Banker’s wife Laura, a native New Yorker in her mid-50s who had hovered between decades, started using it in January. ‘The Paleo diet, 5:2, CBT, NLP, bootcamp, diet delivery services – I’ve tried them all,’ she says from the family home in Hampshire, ‘and I’ve always yo-yoed right back. After my last annual checkup I seriously contemplated giving up. Then my doctor suggested semaglutide.’ 

After only a month she noticed her clothes had become looser. From then on, the weight started dropping off. ‘The strange thing was, I wasn’t eating anything different. I just couldn’t physically have seconds any more, and the idea of pudding after a full meal had lost its allure.’ Three months on, she is two stone lighter ‒ though occasionally she suffers heartburn if she eats too late at night or drinks alcohol ‒ and when we spoke in autumn, she was looking forward to losing another stone by Christmas. 

‘There is a niggling voice that tells me it is both risky and lazy to take a drug to lose weight, and I worry that it will all pile on again if I stop taking it. But if it does, I will seriously consider taking it indefinitely.’ 

Private London GP Dr Martin Galy has been prescribing semaglutide for about a year to clients who cannot lose the weight they gained in menopause. He has seen it have a transformational effect, too, on much younger women who suffer polycystic ovary syndrome. ‘PCOS sufferers are difficult to treat, and you can imagine how body image plays a very important part when it comes to self-esteem.’ 

But according to Tom Sanders, professor of nutrition and dietetics at King’s College London, it is not a magic bullet.
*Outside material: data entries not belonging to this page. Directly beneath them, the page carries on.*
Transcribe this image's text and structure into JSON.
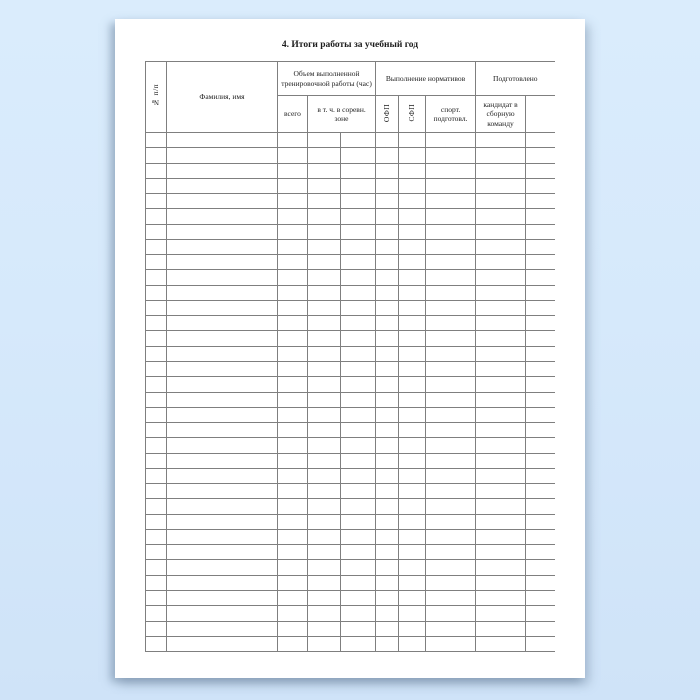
{
  "document": {
    "title": "4. Итоги работы за учебный год"
  },
  "table": {
    "header": {
      "row_number": "№ п/п",
      "name": "Фамилия, имя",
      "training_volume": "Объем выполненной тренировочной работы (час)",
      "norms": "Выполнение нормативов",
      "prepared": "Подготовлено",
      "total": "всего",
      "competition_zone": "в т. ч. в соревн. зоне",
      "ofp": "ОФП",
      "sfp": "СФП",
      "sport_readiness": "спорт. подготовл.",
      "team_candidate": "кандидат в сборную команду",
      "blank": ""
    },
    "row_count": 34,
    "column_count": 10,
    "cells": []
  },
  "colors": {
    "background": "#d6e9fb",
    "page": "#ffffff",
    "border": "#7f7f7f",
    "text": "#1c1c1c"
  }
}
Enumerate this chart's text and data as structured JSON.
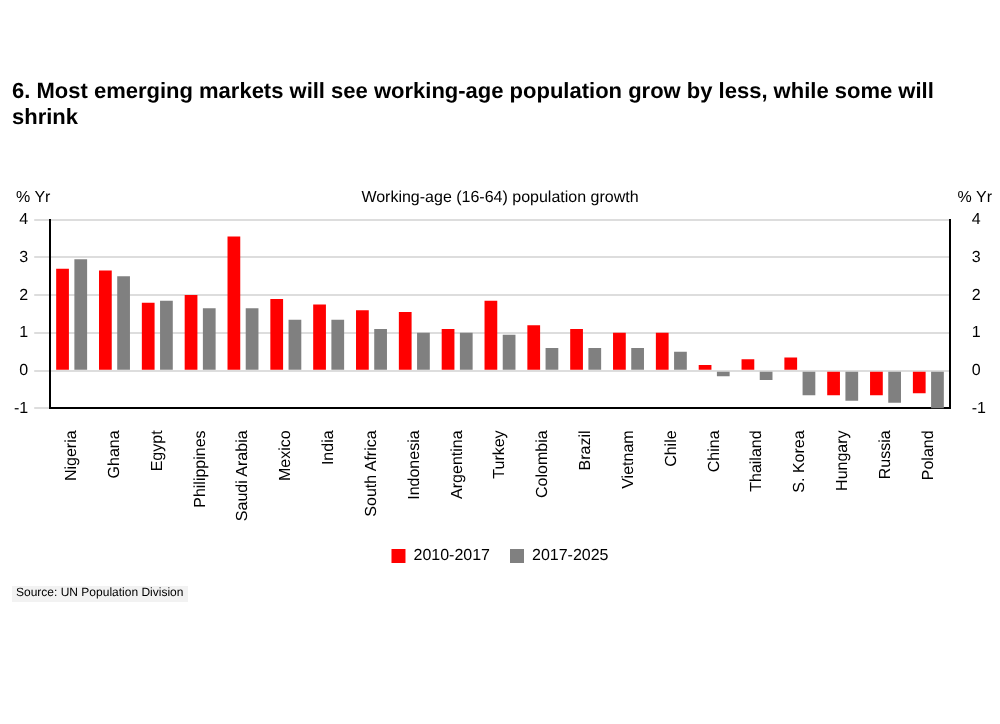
{
  "chart_data": {
    "type": "bar",
    "title": "6. Most emerging markets will see working-age population grow by less, while some will shrink",
    "subtitle": "Working-age (16-64) population growth",
    "ylabel": "% Yr",
    "y2label": "% Yr",
    "categories": [
      "Nigeria",
      "Ghana",
      "Egypt",
      "Philippines",
      "Saudi Arabia",
      "Mexico",
      "India",
      "South Africa",
      "Indonesia",
      "Argentina",
      "Turkey",
      "Colombia",
      "Brazil",
      "Vietnam",
      "Chile",
      "China",
      "Thailand",
      "S. Korea",
      "Hungary",
      "Russia",
      "Poland"
    ],
    "series": [
      {
        "name": "2010-2017",
        "color": "#ff0000",
        "values": [
          2.7,
          2.65,
          1.8,
          2.0,
          3.55,
          1.9,
          1.75,
          1.6,
          1.55,
          1.1,
          1.85,
          1.2,
          1.1,
          1.0,
          1.0,
          0.15,
          0.3,
          0.35,
          -0.65,
          -0.65,
          -0.6
        ]
      },
      {
        "name": "2017-2025",
        "color": "#808080",
        "values": [
          2.95,
          2.5,
          1.85,
          1.65,
          1.65,
          1.35,
          1.35,
          1.1,
          1.0,
          1.0,
          0.95,
          0.6,
          0.6,
          0.6,
          0.5,
          -0.15,
          -0.25,
          -0.65,
          -0.8,
          -0.85,
          -1.0
        ]
      }
    ],
    "ylim": [
      -1,
      4
    ],
    "yticks": [
      -1,
      0,
      1,
      2,
      3,
      4
    ],
    "y2lim": [
      -1,
      4
    ],
    "y2ticks": [
      -1,
      0,
      1,
      2,
      3,
      4
    ],
    "grid": "y",
    "legend": "bottom",
    "annotations": [
      "Source: UN Population Division"
    ]
  }
}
Commenting on a study on semaglutide published in The New England Journal of Medicine in 2021, he says, ‘The challenge post-weight loss is to prevent a regain in weight,’ he wrote. It may prove to be useful in the short term, but ‘public health measures that encourage behavioural changes such as regular physical activity and moderating dietary energy intake are still needed’. 

That said, given our rising national obesity statistics and the escalation in accompanying health issues such as heart failure, cancer and obstructive sleep apnoea clogging up hospital beds, we’re going to need something. Semaglutide may be the rich person’s drug today, but might it be approved for more widespread use? Only time will tell.